Did I also tell you that the Vancouver Boy (Massage Boy/Grant) suggested that we read together. I am fantastic. I don't need to get treated with this much indifference. You know what's going to happen? I'm going to find out in a couple of days that Ben's parents or his sister or something died in some hideous way, and all my emotional processing of the fact that he has not been in contact with me for FOUR days will all be about how selfish I am. Don't I wish? Wow. That's horrible. And this is my blog so poo on you.
And I forgot to record these Barbara quotations from Friday:
(This first one is for a specific reader, because for me, the quotations are more about the learning process, and less about outrageous utterances [although the two often collide], but in this case, I'm making a requested exception): "If you don't understand theatrical language, I can't help you with that. You should take a course."
"The process of creation is chaotic - sometimes you cry, sometimes you scream, sometimes you laugh, but I don't understand why there's so much fear."
"It has to be moment to moment. If you just try to push through to an end point, you might as well be working at Safeway."
And these are from the Thomas Merton book:
"Disinterested love is also called the "love of friendship," that is to say a love which rests in the good of the beoved, not in one's own interest or satisfaction, not in one's own pleasure. A love which does not exploit, manipulate, even by "serving," but which simply "loves." A love which, in the words of St. Bernard, simply "loves because it loves" and for no other reason or purpose, and is therefore perfectly free. This is a spiritual idea which also had secular counterparts in the courtly love of the Provencal poets...."
"Often when I reread things I have written I find them so bad that I am irritated with myself: of course this is only vanity. But once I realize that they have meant something to someone they acquire something of the other person's value and meaning. What you read and liked of mine I shall like better now because you have all enjoyed them: I will like them because of all of you. I will like them because the are more yours than mine."
"It is not easy to try to say what I know I cannot say. I do really have the feeling that you have all understood and shared quite perfectly. That you have seen something that I see to be most precious - and most available too.
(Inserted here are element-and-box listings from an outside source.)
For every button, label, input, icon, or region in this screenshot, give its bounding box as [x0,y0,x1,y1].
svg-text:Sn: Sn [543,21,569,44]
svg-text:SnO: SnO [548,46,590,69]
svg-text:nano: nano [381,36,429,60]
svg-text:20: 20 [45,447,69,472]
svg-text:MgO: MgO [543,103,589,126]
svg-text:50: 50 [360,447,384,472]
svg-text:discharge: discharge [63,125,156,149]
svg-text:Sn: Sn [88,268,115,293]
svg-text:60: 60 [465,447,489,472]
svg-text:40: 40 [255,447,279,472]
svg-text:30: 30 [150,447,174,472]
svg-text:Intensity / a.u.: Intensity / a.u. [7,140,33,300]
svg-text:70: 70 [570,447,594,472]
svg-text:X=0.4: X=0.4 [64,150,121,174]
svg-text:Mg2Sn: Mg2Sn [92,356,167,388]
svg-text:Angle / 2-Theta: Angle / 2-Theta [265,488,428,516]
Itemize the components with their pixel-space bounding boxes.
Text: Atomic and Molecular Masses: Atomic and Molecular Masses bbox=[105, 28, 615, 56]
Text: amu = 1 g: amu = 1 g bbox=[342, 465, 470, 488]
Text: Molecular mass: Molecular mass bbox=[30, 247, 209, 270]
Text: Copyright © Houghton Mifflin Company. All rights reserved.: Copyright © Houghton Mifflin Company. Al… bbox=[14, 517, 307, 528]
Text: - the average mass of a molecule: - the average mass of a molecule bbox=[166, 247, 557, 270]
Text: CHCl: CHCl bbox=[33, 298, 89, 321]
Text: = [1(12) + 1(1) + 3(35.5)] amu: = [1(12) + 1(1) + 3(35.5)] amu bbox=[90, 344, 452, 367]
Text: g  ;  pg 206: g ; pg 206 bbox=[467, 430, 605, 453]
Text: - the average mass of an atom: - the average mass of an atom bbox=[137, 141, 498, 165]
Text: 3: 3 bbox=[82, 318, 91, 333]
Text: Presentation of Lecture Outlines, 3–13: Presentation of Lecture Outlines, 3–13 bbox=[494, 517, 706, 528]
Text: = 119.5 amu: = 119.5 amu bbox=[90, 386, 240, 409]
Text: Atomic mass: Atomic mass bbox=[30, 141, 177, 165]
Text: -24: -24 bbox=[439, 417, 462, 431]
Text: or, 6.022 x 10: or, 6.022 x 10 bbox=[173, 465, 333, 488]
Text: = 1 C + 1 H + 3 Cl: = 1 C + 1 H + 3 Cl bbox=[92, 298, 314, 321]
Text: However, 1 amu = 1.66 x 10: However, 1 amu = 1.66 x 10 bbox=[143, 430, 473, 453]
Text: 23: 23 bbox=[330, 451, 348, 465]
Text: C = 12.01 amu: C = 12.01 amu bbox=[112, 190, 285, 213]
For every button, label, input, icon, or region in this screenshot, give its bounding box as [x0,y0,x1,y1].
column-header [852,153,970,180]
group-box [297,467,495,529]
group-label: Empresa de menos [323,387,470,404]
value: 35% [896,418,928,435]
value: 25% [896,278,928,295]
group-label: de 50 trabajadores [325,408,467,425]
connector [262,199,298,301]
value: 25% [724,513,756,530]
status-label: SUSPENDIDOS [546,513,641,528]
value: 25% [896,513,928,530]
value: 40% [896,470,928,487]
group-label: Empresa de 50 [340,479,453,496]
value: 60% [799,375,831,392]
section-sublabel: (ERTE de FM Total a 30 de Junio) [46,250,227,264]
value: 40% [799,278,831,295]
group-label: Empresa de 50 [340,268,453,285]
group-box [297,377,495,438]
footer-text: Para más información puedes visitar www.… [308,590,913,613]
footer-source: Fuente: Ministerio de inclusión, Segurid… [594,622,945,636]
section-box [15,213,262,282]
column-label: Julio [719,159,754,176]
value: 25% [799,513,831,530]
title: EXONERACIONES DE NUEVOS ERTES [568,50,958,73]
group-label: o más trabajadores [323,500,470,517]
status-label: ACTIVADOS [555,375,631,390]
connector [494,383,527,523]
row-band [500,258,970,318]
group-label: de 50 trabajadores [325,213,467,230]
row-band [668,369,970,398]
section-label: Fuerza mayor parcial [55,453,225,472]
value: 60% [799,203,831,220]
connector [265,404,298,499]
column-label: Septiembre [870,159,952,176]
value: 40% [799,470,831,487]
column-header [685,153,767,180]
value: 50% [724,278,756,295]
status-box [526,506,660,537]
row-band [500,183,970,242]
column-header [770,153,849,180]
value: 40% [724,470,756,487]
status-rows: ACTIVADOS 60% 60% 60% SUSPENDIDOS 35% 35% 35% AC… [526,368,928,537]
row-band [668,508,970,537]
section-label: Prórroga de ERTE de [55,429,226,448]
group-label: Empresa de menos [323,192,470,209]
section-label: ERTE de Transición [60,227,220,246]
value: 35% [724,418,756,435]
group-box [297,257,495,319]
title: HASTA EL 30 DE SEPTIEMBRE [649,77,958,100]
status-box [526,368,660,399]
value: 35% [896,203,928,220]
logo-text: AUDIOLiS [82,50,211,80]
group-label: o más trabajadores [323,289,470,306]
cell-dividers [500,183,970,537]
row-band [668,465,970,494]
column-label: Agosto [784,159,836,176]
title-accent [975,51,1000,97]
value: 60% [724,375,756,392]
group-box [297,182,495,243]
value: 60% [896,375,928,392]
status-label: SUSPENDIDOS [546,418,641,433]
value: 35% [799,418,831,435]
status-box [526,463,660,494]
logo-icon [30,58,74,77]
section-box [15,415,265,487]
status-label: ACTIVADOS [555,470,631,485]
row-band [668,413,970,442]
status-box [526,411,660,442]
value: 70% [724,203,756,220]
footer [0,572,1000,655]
The reality that is present to us and in us: call it Being, call it Atman, call it Pneuma...or Silence. And the simple fact that by being attentive, by learning to listen (or recovering the nautral capacity to listen which cannot be learned any more than breathing), we can find ourself engulfed in such happiness that it cannot be explained: the happiness of being at one with everything in that hidden ground of Love for which there can be no explanations."
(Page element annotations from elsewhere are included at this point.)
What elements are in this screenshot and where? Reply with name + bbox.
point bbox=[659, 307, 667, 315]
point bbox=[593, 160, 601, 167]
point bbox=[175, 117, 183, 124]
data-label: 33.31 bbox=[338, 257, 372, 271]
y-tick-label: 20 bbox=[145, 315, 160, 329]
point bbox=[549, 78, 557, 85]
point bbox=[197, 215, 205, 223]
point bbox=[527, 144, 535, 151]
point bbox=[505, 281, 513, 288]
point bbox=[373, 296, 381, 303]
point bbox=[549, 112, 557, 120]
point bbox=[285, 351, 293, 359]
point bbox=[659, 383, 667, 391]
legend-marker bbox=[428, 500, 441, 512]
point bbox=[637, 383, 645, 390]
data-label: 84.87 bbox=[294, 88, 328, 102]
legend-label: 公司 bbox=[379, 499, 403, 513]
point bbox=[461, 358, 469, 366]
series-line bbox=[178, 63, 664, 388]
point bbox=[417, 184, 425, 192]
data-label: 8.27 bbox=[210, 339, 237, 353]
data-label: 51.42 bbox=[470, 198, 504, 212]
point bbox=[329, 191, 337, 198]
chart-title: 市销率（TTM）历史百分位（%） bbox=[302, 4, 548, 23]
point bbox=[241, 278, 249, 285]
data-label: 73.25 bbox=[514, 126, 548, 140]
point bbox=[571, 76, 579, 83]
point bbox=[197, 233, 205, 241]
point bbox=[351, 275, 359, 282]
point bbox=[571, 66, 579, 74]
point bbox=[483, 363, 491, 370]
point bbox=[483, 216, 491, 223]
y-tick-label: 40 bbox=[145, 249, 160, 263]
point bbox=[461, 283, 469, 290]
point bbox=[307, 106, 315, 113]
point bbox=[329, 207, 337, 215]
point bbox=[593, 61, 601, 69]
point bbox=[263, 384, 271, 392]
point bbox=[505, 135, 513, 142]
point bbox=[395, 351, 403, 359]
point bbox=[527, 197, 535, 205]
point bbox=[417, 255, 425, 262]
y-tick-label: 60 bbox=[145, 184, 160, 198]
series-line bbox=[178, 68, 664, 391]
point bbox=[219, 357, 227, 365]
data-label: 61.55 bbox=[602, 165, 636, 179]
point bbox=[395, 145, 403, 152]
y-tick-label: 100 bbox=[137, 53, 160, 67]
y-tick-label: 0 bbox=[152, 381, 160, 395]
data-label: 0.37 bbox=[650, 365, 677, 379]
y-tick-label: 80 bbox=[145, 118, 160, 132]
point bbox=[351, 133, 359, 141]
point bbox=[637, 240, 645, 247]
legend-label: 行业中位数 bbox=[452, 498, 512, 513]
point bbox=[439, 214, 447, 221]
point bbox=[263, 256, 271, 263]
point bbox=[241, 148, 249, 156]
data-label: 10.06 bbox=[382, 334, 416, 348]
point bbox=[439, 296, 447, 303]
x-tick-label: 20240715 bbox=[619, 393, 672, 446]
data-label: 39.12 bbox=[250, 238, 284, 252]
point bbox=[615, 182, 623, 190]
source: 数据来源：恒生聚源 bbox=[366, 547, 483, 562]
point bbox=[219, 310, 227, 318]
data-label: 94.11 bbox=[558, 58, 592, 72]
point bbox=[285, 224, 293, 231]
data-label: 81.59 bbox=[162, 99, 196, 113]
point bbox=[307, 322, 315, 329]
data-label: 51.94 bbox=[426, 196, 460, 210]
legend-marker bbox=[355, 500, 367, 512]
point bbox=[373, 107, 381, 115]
"You are right about the Sufis and about the need for Christian equivalents of the Sufis. This kind of need is not something that man thinks up and then takes care of. It is a question of God's honor and glory so to speak: they are chosen and plunged into the crucible like iron into the fire. I do not know if I have been so chosen but I am familiar enough with the crucible, and I live under the sign of contradiction. Would that I might so live gently, non-violently, firmly, in all humility and meekness, but not betraying the truth."
"I think it was from Ananda that I first heard the quote of Tauler (or maybe Eckhart) who said in a seromn that even if the church were empty, he would preach the sermon to the four walls because he had to. That is the true apostolic spirit, based not on the desire to make others conform, but in the desire to proclaim and announce the good tidings of God's infinite love. In this context the preacher is not a "converter" but merely a herald, a voice (kerux), and the Spirit of the Lord is left free to act as He pleases."
"Intercede for me, a stuffed shirt in a place of stuffed shirts and a big dumb phony, who have tried to be respectable and have succeeded. What a deception!"